OAS1 Activators

Amlexanox, a small molecule, activates OAS1 by inhibiting IKKε/TBK1, leading to the enhanced expression and activation of OAS1. This compound, through its interference with the IKKε/TBK1 pathway, boosts the transcription of OAS1 and promotes its enzymatic activity in the cellular antiviral response.

Ruxolitinib, a Janus kinase (JAK) inhibitor, indirectly activates OAS1 by modulating the JAK-STAT pathway. By inhibiting JAK1 and JAK2, Ruxolitinib influences downstream signaling, including OAS1 activation, in response to interferons. This pharmacological action enhances the expression and function of OAS1 in antiviral defense mechanisms.

Imiquimod, a toll-like receptor 7 (TLR7) agonist, activates OAS1 by engaging the TLR7-mediated signaling cascade. Upon TLR7 stimulation, downstream pathways are activated, leading to increased OAS1 expression and activity.
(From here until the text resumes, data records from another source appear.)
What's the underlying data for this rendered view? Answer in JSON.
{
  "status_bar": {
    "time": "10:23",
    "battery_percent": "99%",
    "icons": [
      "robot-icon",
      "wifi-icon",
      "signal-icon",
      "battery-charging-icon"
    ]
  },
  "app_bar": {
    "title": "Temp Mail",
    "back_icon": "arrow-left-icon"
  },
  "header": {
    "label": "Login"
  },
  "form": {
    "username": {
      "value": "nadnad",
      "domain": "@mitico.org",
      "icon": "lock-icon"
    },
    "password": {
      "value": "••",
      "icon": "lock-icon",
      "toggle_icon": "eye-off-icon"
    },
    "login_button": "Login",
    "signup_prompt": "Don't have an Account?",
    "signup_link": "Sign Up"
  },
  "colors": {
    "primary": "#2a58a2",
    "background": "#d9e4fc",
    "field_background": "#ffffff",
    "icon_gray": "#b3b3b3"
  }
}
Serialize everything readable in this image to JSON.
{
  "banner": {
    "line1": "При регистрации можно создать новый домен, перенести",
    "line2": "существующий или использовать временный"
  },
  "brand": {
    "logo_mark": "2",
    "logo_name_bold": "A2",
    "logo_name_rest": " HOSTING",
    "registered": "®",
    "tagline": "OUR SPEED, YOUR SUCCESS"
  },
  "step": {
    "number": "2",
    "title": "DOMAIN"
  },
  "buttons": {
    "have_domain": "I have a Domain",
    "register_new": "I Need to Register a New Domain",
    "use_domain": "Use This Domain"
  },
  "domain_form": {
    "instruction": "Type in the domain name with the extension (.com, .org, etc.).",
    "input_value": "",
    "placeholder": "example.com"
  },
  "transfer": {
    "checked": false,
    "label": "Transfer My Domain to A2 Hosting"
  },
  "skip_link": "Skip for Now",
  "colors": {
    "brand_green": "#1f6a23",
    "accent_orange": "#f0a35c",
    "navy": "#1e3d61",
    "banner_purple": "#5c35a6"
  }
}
Imiquimod, by mimicking viral RNA, effectively triggers OAS1-dependent antiviral responses through the TLR7 pathway.

SB203580, a p38 MAPK inhibitor, indirectly activates OAS1 by modulating the p38 MAPK pathway. Through inhibition of p38 MAPK, SB203580 relieves negative feedback on OAS1, resulting in increased OAS1 expression and activity. This compound highlights the intricate interplay between p38 MAPK signaling and OAS1 activation, offering a route for indirect activation of OAS1.

Resveratrol, a polyphenol, activates OAS1 by influencing the SIRT1/AMPK pathway. By activating SIRT1 and subsequently AMPK, Resveratrol enhances OAS1 expression and activity. This compound exemplifies how cellular energy sensing pathways can cross-talk with OAS1 regulation, providing a unique avenue for the modulation of OAS1 function.

Nordihydroguaiaretic Acid, an antioxidant, indirectly activates OAS1 by inhibiting the NF-κB pathway. Through suppression of NF-κB, this compound relieves transcriptional repression on OAS1, leading to increased OAS1 expression and activity. Nordihydroguaiaretic Acid highlights the connection between oxidative stress signaling and OAS1 activation, offering a distinct regulatory mechanism.

5-Aza-2'-deoxycytidine, a DNA methyltransferase inhibitor, activates OAS1 by demethylating its promoter region. By reducing DNA methylation, this compound promotes transcriptional activation of OAS1, leading to increased expression and enzymatic activity. 5-Aza-2'-deoxycytidine demonstrates the epigenetic regulation of OAS1, providing insights into the modulation of OAS1 expression.

LPS, a component of the outer membrane of Gram-negative bacteria, activates OAS1 by engaging toll-like receptor 4 (TLR4) signaling. Through TLR4 activation, downstream pathways lead to increased OAS1 expression and activity. LPS serves as a molecular trigger, mimicking bacterial infection, and effectively inducing OAS1-mediated antiviral responses.

A769662, an AMP-activated protein kinase (AMPK) activator, indirectly activates OAS1 by modulating the AMPK pathway. Through AMPK activation, A769662 enhances OAS1 expression and activity, underscoring the regulatory crosstalk between cellular energy sensing and antiviral defense mechanisms. A769662 provides a pharmacological avenue for OAS1 activation through AMPK modulation.

Salubrinal, an eIF2α dephosphorylation inhibitor, activates OAS1 by influencing the integrated stress response. By preventing eIF2α dephosphorylation, Salubrinal promotes downstream signaling that culminates in increased OAS1 expression and activity. This compound exemplifies how cellular stress responses can intricately regulate OAS1 function, offering a unique avenue for activation.